All bets on wireless – for now

If you are have some spare change to invest, or you're building a name in Washington D.C. for future career options, wireless is the place to be at this moment.

Since the dot.bomb bubble, venture capitalists have been acting more like they should when it comes to investing in telecommunications firms. VC now look for a longer term play of five to seven years once they invest, steady growth with revenues and profits, solid management and an understandable business model - no more of this crap of raising $20 million with a PowerPoint presentation and a smile.

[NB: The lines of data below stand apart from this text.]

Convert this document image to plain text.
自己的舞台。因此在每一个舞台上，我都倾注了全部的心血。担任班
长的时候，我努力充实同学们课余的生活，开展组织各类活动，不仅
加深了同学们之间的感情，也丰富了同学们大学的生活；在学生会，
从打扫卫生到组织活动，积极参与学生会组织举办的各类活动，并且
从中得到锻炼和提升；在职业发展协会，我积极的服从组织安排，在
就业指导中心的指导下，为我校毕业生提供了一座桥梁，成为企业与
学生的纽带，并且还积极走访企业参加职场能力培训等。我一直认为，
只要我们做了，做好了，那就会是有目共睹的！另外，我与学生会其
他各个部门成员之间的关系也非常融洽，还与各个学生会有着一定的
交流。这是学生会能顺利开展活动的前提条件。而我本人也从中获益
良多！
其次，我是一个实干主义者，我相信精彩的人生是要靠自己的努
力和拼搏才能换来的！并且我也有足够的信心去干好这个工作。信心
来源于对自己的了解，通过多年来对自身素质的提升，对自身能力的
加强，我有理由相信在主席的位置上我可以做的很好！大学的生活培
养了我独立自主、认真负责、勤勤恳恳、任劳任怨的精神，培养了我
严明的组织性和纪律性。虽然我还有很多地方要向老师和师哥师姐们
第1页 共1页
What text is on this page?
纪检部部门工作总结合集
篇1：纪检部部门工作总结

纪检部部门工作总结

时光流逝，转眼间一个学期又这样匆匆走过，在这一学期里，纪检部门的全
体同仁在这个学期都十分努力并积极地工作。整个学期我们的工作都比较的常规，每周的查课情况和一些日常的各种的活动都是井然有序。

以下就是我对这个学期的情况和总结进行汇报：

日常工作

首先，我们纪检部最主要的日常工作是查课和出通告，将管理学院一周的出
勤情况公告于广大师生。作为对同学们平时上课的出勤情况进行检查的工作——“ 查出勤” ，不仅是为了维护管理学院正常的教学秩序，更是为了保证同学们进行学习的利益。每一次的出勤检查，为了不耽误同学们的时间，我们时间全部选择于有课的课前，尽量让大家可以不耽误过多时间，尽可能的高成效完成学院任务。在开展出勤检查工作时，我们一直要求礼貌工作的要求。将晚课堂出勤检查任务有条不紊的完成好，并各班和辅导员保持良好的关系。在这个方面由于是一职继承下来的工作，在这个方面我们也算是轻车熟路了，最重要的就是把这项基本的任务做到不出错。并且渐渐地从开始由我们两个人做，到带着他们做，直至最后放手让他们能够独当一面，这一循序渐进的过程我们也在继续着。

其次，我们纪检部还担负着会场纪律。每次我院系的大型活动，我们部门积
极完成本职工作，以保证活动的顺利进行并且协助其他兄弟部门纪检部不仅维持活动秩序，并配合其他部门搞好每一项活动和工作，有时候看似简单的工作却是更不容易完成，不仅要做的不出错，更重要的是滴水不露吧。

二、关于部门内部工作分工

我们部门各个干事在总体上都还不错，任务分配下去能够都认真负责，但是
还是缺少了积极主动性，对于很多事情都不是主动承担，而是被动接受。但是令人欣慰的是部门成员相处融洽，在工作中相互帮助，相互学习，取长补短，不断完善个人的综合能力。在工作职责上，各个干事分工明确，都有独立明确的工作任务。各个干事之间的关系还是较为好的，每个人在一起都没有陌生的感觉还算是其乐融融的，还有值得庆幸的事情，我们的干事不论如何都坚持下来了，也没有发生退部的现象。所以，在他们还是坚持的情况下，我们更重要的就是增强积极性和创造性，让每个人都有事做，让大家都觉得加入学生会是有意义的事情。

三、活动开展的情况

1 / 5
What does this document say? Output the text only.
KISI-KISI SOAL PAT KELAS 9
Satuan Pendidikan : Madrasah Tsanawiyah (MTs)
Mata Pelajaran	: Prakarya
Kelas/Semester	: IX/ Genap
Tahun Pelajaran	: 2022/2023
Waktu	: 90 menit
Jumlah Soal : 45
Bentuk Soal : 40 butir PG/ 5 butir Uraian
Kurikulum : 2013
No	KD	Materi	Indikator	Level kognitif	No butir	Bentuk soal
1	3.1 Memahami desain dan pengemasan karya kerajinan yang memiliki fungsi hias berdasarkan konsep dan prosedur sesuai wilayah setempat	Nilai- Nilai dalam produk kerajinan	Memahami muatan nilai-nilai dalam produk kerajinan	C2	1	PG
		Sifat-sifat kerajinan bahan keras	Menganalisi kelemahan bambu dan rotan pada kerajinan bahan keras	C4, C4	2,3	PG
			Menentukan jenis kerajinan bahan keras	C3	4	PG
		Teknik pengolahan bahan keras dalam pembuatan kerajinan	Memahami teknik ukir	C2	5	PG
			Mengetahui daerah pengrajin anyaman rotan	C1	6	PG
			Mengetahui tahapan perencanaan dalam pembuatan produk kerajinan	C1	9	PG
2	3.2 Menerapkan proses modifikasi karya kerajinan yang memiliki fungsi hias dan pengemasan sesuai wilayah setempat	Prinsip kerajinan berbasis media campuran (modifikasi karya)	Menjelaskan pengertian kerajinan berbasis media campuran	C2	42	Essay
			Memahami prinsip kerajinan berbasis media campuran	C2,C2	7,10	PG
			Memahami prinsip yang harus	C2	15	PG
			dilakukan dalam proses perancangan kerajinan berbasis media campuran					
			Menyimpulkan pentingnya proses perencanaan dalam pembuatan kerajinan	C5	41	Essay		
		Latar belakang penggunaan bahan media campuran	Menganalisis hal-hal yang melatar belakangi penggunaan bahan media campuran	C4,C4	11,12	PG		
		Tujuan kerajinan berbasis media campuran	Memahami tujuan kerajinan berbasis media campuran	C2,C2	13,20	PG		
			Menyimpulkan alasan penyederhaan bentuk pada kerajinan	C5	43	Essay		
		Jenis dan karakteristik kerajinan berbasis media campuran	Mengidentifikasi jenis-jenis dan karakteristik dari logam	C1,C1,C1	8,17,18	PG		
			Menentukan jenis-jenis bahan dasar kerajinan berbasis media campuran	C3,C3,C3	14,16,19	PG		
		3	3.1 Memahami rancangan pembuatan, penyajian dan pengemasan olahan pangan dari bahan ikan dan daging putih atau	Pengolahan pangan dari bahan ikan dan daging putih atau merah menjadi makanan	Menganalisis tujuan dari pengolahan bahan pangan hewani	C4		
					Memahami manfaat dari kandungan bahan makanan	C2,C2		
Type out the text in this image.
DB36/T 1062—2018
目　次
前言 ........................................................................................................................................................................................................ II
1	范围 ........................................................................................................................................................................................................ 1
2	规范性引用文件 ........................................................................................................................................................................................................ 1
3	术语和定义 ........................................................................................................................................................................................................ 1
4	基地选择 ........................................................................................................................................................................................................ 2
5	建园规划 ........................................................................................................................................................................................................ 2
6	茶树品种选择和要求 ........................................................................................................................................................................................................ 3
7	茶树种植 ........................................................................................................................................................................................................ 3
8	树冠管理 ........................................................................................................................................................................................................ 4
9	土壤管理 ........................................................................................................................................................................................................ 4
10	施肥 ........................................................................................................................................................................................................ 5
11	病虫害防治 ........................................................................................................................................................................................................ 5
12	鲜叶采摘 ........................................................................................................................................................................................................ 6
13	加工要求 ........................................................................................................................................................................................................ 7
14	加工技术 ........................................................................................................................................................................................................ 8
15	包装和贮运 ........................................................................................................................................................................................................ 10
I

In tight times, VCs circle the wagons, figure out which children can stay in the lifeboat, cut off funding to those who can't, and invest in those companies that have a good to excellent shot at profitability once the storm clears. Better still if they can find profitability during the storm.

FMC/femtocell play Kineto Wireless took in $15.5 million in funding last week, including a "strategic investment" from Motorola.  You know Moto has to have serious belief in Kineto to give them money after all their tribulations this past year. Expect FMC/mobile UC players to continue to build business; everyone has their own personal cell phone, everyone uses it for work, everyone wants to keep personal and business calls seperate.

WiMAX is another area attracting funding. Sure, everyone has heard about the in-progress $3.5 billion capitalization of Clearwire once the Sprint/Clearwire merger passes through the FCC, but Altair Semiconductor closed $22 million in Series C round funding in late September. Fabless Altair is using the money to expand its global operations, as well as to continue development on WiMAX and LTE chipsets. There are a couple of other VC announcements in the pipeline, regardless of where Wall Street goes in the next two weeks.

And I suppose a number of people will owe thanks to FCC Chairman Kevin Martin if two different proposals to free up spectrum for public use go forward. This week, Martin came out bullish on using "white spaces" - the open spectrum between TV channels - in an open and unlicensed fashion. The FCC's Office of Engineering and Technology (Uber-radio-geeks) put five prototype/proof-of-concept "white spaces" devices through their paces to see if gizmos could be built to conduct spectrum sensing (i.e. what TV channels are in use, which aren't, use the ones that aren't being used), and the results have been satisfactory.

Round two comes with last week's FCC report on AWS-3 spectrum; basically, it's a band that sits next to T-Mobile's network. The FCC would like to auction AWS-3 with the stipulation that the winner would dedicate resources for free national wireless broadband access. It's an interesting idea and main cheerleader M2Z Networks says it would provide the national treasury with a dedicated yearly revenue stream in exchange for use of the spectrum to sell a higher-end (faster speed, no porn filters) for-pay service.

Of course, neither white spaces nor AWS-3 usage are sure things. The National Association of Broadcasters (NAB) is determined to crush any perceived threat to the use of "its" spectrum, while T-Mobile is likely to fight AWS-3 for the potential for it to interfere with its services.